Dördüncü grup insan ise, kendini göstermek ve patrona iyi hissettirmek üzerine kurulu kişilerdir. Bu kişiler, çoğu zaman çok çalıştıklarını ve yoğun olduklarını göstermek için sürekli telaş içindedirler. Yöneticiyi pohpohlama ve takdir etme konusunda uzman olduklarından, patronun kendini daha zeki ve vazgeçilmez görmesini sağlarlar. Evlerini sevmedikleri için geç saatlere kadar çalışırlar.

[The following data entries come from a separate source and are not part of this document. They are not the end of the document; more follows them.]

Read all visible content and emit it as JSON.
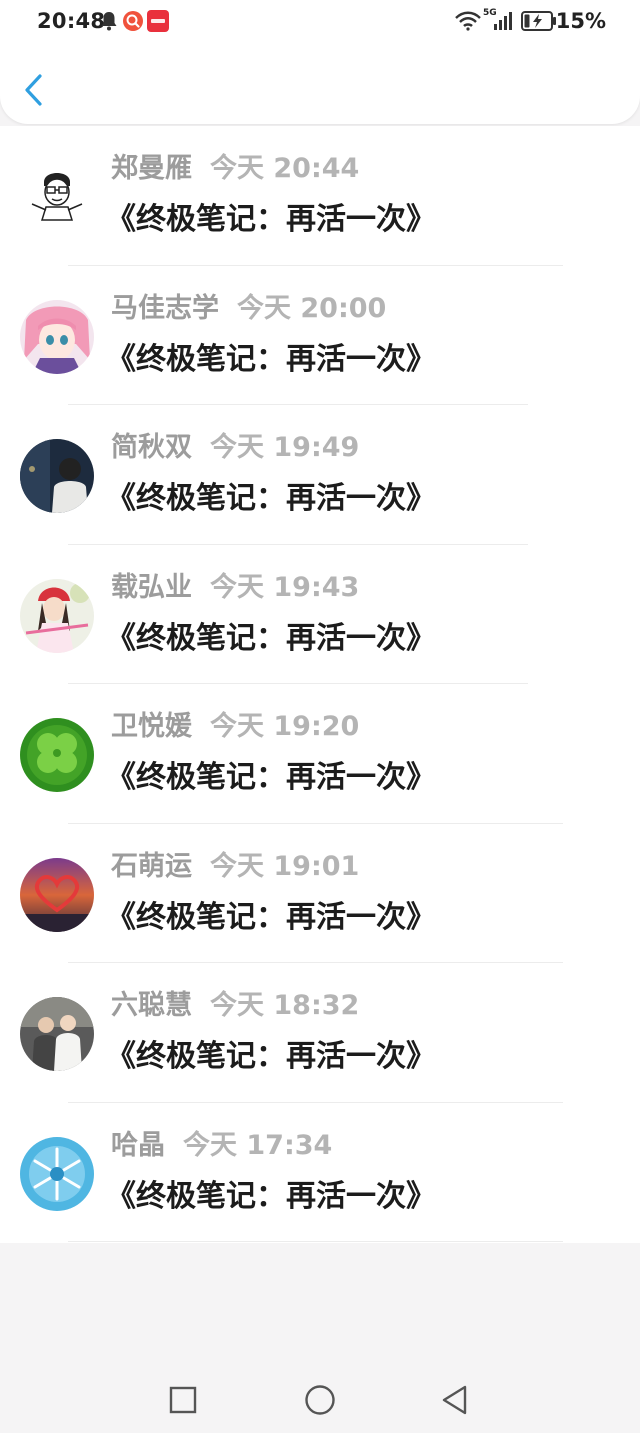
{
  "status_bar": {
    "time": "20:48",
    "network": "5G",
    "battery": "15%",
    "icons": [
      "bell-icon",
      "search-app-icon",
      "xiaohongshu-app-icon",
      "wifi-icon",
      "signal-icon",
      "battery-charging-icon"
    ]
  },
  "header": {
    "back_icon": "chevron-left-icon",
    "accent_color": "#2f9fe0"
  },
  "list": {
    "items": [
      {
        "name": "郑曼雁",
        "time": "今天 20:44",
        "title": "《终极笔记：再活一次》",
        "avatar": "cartoon-man-avatar"
      },
      {
        "name": "马佳志学",
        "time": "今天 20:00",
        "title": "《终极笔记：再活一次》",
        "avatar": "anime-girl-avatar"
      },
      {
        "name": "简秋双",
        "time": "今天 19:49",
        "title": "《终极笔记：再活一次》",
        "avatar": "boy-back-avatar"
      },
      {
        "name": "载弘业",
        "time": "今天 19:43",
        "title": "《终极笔记：再活一次》",
        "avatar": "girl-red-hat-avatar"
      },
      {
        "name": "卫悦媛",
        "time": "今天 19:20",
        "title": "《终极笔记：再活一次》",
        "avatar": "clover-avatar"
      },
      {
        "name": "石萌运",
        "time": "今天 19:01",
        "title": "《终极笔记：再活一次》",
        "avatar": "heart-sunset-avatar"
      },
      {
        "name": "六聪慧",
        "time": "今天 18:32",
        "title": "《终极笔记：再活一次》",
        "avatar": "couple-photo-avatar"
      },
      {
        "name": "哈晶",
        "time": "今天 17:34",
        "title": "《终极笔记：再活一次》",
        "avatar": "blue-snowflake-avatar"
      }
    ]
  },
  "nav_bar": {
    "recents_icon": "square-icon",
    "home_icon": "circle-icon",
    "back_icon": "triangle-back-icon"
  }
}
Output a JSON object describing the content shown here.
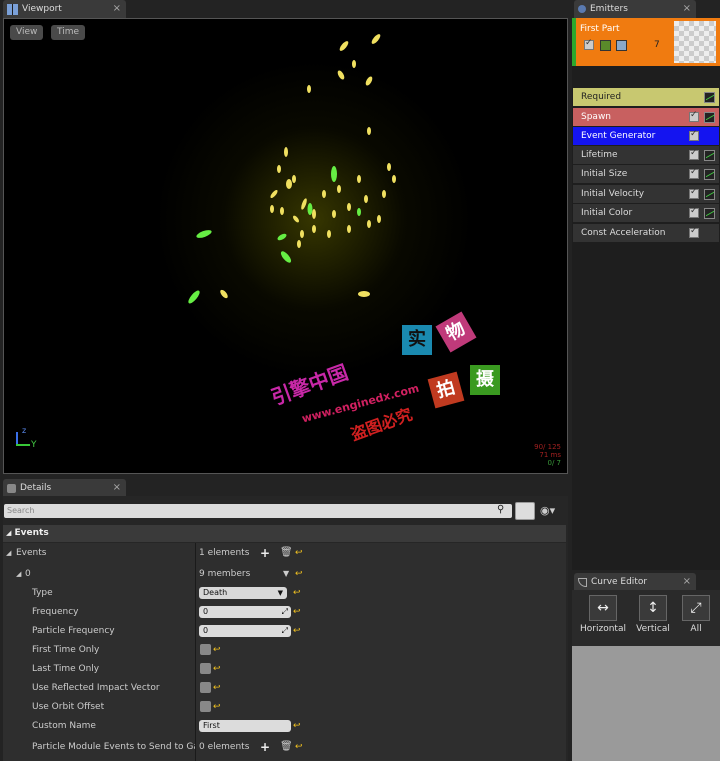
{
  "viewport": {
    "tab_label": "Viewport",
    "view_button": "View",
    "time_button": "Time",
    "stats": [
      "90/ 125",
      "71 ms",
      "0/ 7"
    ],
    "axis_z": "z",
    "axis_y": "Y"
  },
  "emitters": {
    "tab_label": "Emitters",
    "emitter_name": "First Part",
    "emitter_count": "7",
    "modules": [
      {
        "label": "Required"
      },
      {
        "label": "Spawn"
      },
      {
        "label": "Event Generator"
      },
      {
        "label": "Lifetime"
      },
      {
        "label": "Initial Size"
      },
      {
        "label": "Initial Velocity"
      },
      {
        "label": "Initial Color"
      },
      {
        "label": "Const Acceleration"
      }
    ]
  },
  "details": {
    "tab_label": "Details",
    "search_placeholder": "Search",
    "section_title": "Events",
    "events_label": "Events",
    "events_count": "1 elements",
    "index_label": "0",
    "index_members": "9 members",
    "type_label": "Type",
    "type_value": "Death",
    "frequency_label": "Frequency",
    "frequency_value": "0",
    "particle_frequency_label": "Particle Frequency",
    "particle_frequency_value": "0",
    "first_time_only_label": "First Time Only",
    "last_time_only_label": "Last Time Only",
    "use_reflected_label": "Use Reflected Impact Vector",
    "use_orbit_label": "Use Orbit Offset",
    "custom_name_label": "Custom Name",
    "custom_name_value": "First",
    "particle_module_label": "Particle Module Events to Send to Game",
    "particle_module_count": "0 elements"
  },
  "curve_editor": {
    "tab_label": "Curve Editor",
    "horizontal_label": "Horizontal",
    "vertical_label": "Vertical",
    "all_label": "All"
  },
  "watermark": {
    "site": "www.enginedx.com",
    "line1": "引擎中国",
    "line2": "盗图必究",
    "chars": [
      "实",
      "物",
      "拍",
      "摄"
    ]
  }
}
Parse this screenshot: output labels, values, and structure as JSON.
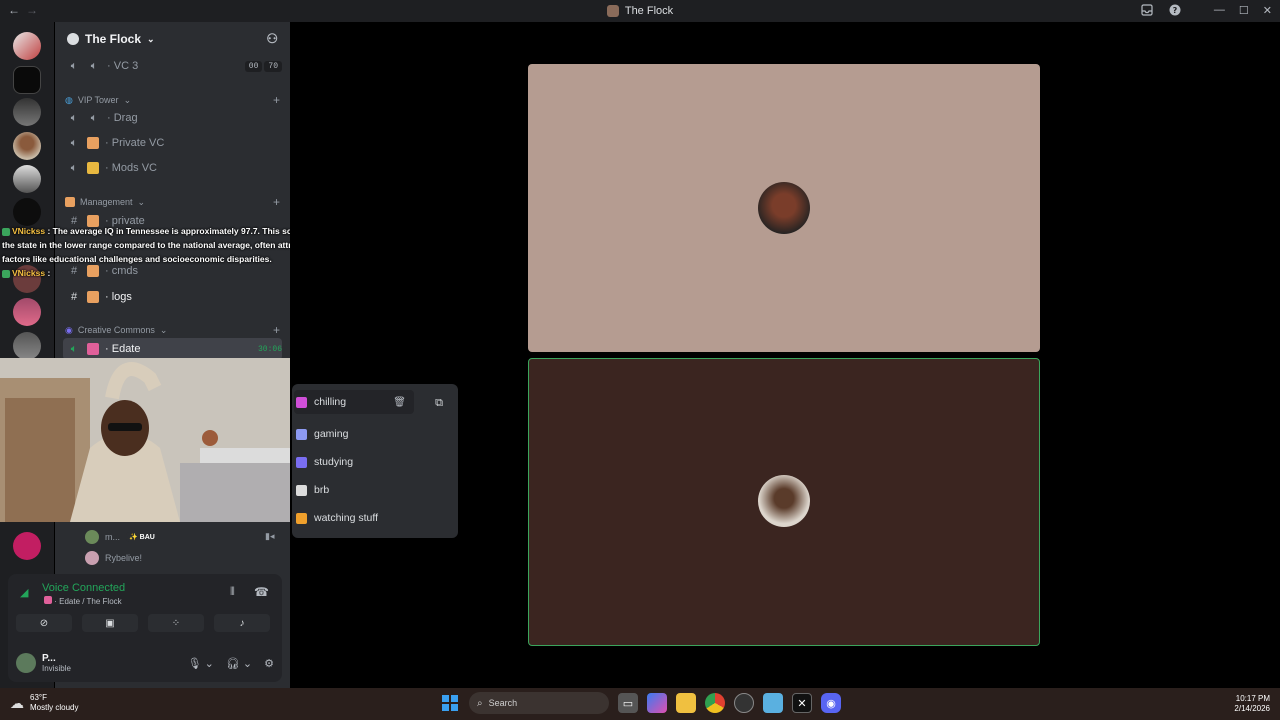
{
  "window": {
    "title": "The Flock"
  },
  "server": {
    "name": "The Flock"
  },
  "channels": {
    "vc3": {
      "label": "VC 3",
      "badge_a": "00",
      "badge_b": "70"
    },
    "cat_vip": "VIP Tower",
    "drag": "Drag",
    "private_vc": "Private VC",
    "mods_vc": "Mods VC",
    "cat_management": "Management",
    "private": "private",
    "cmds": "cmds",
    "logs": "logs",
    "cat_creative": "Creative Commons",
    "edate": {
      "label": "Edate",
      "timer": "30:06"
    }
  },
  "overlay": {
    "name1": "VNickss",
    "msg1": ": The average IQ in Tennessee is approximately 97.7. This score places the state in the lower range compared to the national average, often attributed to factors like educational challenges and socioeconomic disparities.",
    "name2": "VNickss",
    "msg2": ":"
  },
  "voice_users": [
    {
      "name": "m...",
      "tag": "BAU"
    },
    {
      "name": "Rybelive!"
    }
  ],
  "voice_panel": {
    "status": "Voice Connected",
    "subtitle": "Edate / The Flock"
  },
  "user": {
    "name": "P...",
    "status": "Invisible"
  },
  "activity_menu": {
    "items": [
      {
        "label": "chilling",
        "color": "#d04fd8"
      },
      {
        "label": "gaming",
        "color": "#8e9bf3"
      },
      {
        "label": "studying",
        "color": "#7a6ef2"
      },
      {
        "label": "brb",
        "color": "#dcdcdc"
      },
      {
        "label": "watching stuff",
        "color": "#f0a02c"
      }
    ]
  },
  "taskbar": {
    "temp": "63°F",
    "weather": "Mostly cloudy",
    "search_placeholder": "Search",
    "time": "10:17 PM",
    "date": "2/14/2026"
  }
}
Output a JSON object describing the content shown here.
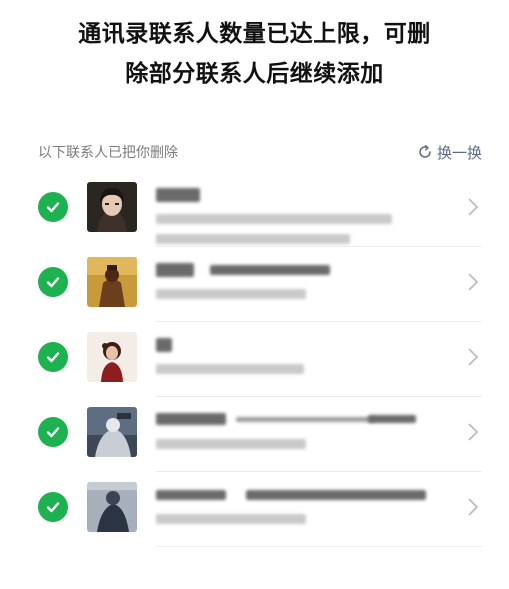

Evlerini sevmemelerinin sebebi bellidir: Eş ve çocukları palavrayla oyalamak sınırlıdır. İşte ise bu imkân vardır. Bu kişiler sürekli bağıra çağıra telefonda konuşurlar. Şirket içinde uzun süre durdukları için terfi etme şansları yüksek olur. Bu kişilerin uzun vadede şirkete zarar verdiğinin fark edilmesi zordur. Çünkü bu kişiler, genellikle talimat almaya alışkın, yaranma duygusuyla çalışan ve gerçek yetkinlikten yoksun insanlardır. Çok tehlikeli olabilirler, sonunda şirketin ya da kurumun batmasına neden olabilirler. Akıllı patronlar, genellikle böyle insanlarla çalışmamayı tercih eder...
Günümüzde yeni nesil patronlar, yavaş yavaş iş dünyasına katılmaya başladı ve ben de onlara bu bilgilerle yardımcı olmayı düşündüm...
Prof. Dr. Emre Alkin'in önceki yazıları...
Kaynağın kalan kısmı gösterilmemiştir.